Senada dengan itu dikatakan Ketua Harian KONI Palembang Aliyudin Asral bahwa sebentar lagi Palembang akan menghadapi Pekan Olahraga Provinsi (Porprov). Ditengah anggaran yang tai maksimal membuat sejumlah atlet hengkang dari Palembang karena persoalan bonus dan reward lain.

“Kita sudah 11 kali juara umum, kita sempat keteter dengan prestasi Muba. Tapi kami tetap menjadi juara umum.

Di Lubuklinggau misalnya,  kita berselisih 25 emas di Porprov saat itu, tahun kemarin kita hanya selisih 8 emas, kalau perhatian tetap sama, kita akan keteter.
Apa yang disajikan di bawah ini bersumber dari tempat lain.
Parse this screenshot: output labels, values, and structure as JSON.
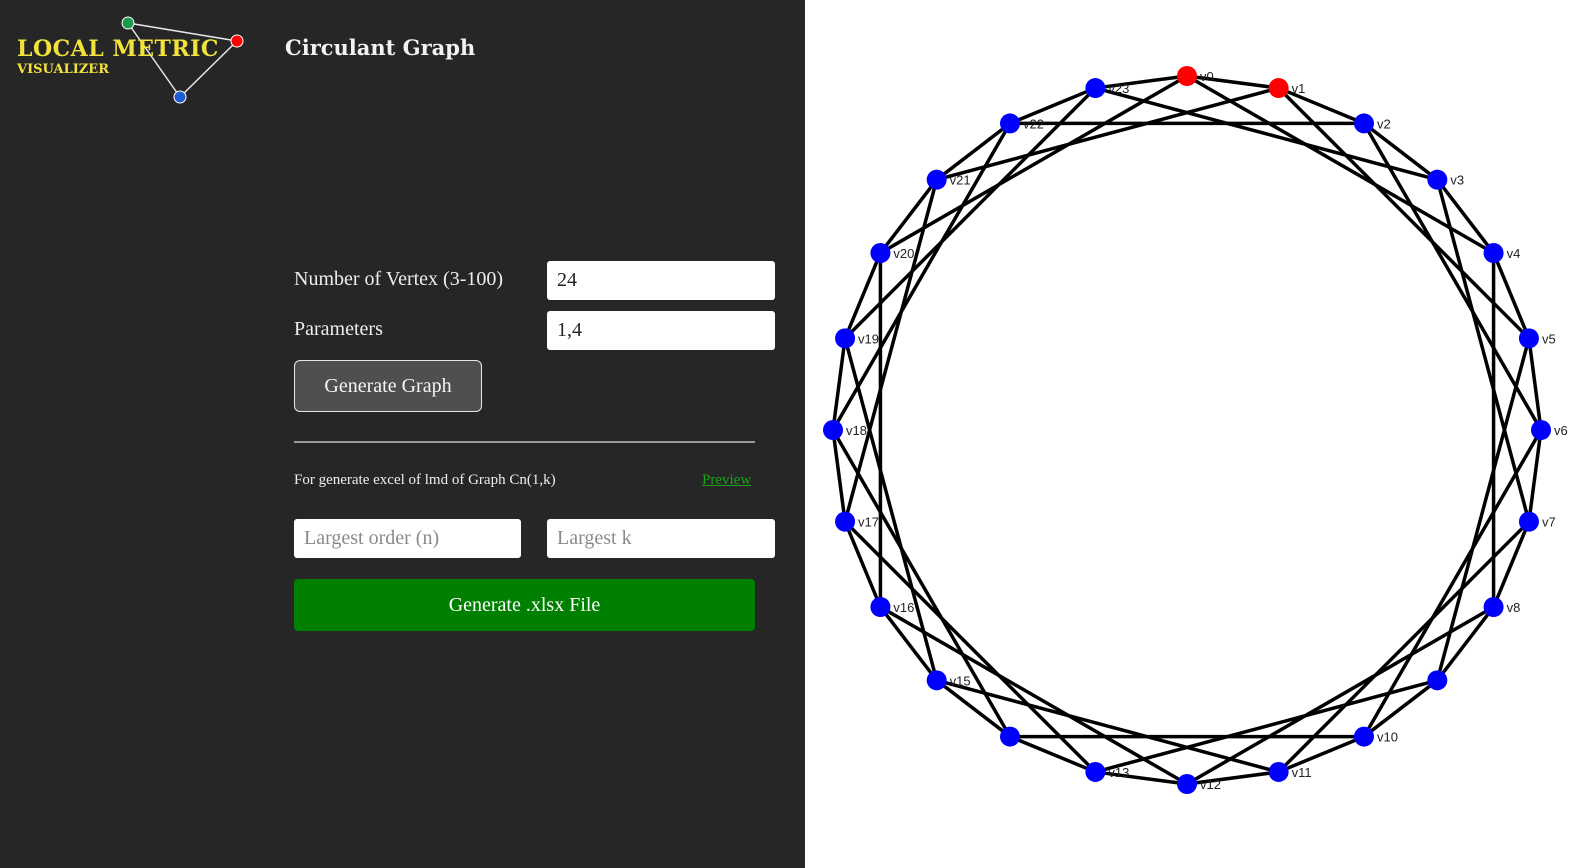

Saat naif sekali jika Palembang tidak menang atau kalah, karena Palembang disebut sebagai tolak ukur prestasi olahraga,”tegasnya.

Pun juga dikatakan Sekretaris KNPI Palembang yang menyoroti Dispora yang dinilai kurang perhatian. Namun demikian, KNPI tetap terus eksis baik kontrol sosial maupun kegiatan pemuda.

Tak tekecuali dikatakan Sugiarto yang merupakan aktivis pemuda bidang sosial yakni Ketua Indonesia Training Center Nusantara (Internusa) yang mengaku memiliki program yang sama terkhusus bidang sosial kepemudaan. Pasalnya, sejak 2017 Intenusa telah membuat program khusus untuk anak jalanan, penghafal Al Quran dan anak yatim.

“2017 lalu kita berikan pelatihan dan motivasi bagi penghafal Al Quran dan anak yatim secara gratis didukung donatur masyarakat. Namun 2019 tak digelar karena tak ada dana. Padahal program motivasi anak jalanan akan dilaksanakan,”urainya.

Menanggapi ide dan gagasan aktivis kepemudaan, Kadispora Kota Palembang Ahmad Zazuli mengatakan bahwa Dispora hanya memiliki anggaran Rp 5 miliar. Untuk itu ia meminta peran pemuda juga untuk mendesak BPKAD, Bapedda dan unsur terkait dalam anggaaran bisa maksimal.

“Saat ini Dispora sebagaimana arahan dari Kemenpora bahwa fokus untuk mencetak wirausaha muda, Setiap program kerja, kami selalu bermuara pada pembangunan dibidang kepemudaan untuk menjadi wirausaha. Meski tidak menutup kemungkinan hal lain seperti olahraga. Menanggapi atlet yang keluar dari Palembang, kami berharap anggaran bisa cukup nantinya sehingga bisa hal itu tidak terjadi,”urainya.

Ahmad Zazuli menambahkan bahwa saat ini Dispora menargetkan agar ada kegiatan dan langkah kongkrit bidang pemuda untuk membina anak jalanan dan pembinaan pemuda lainnya menuju Palembang sebagai satu dari 20 kota pemuda di Indonesia.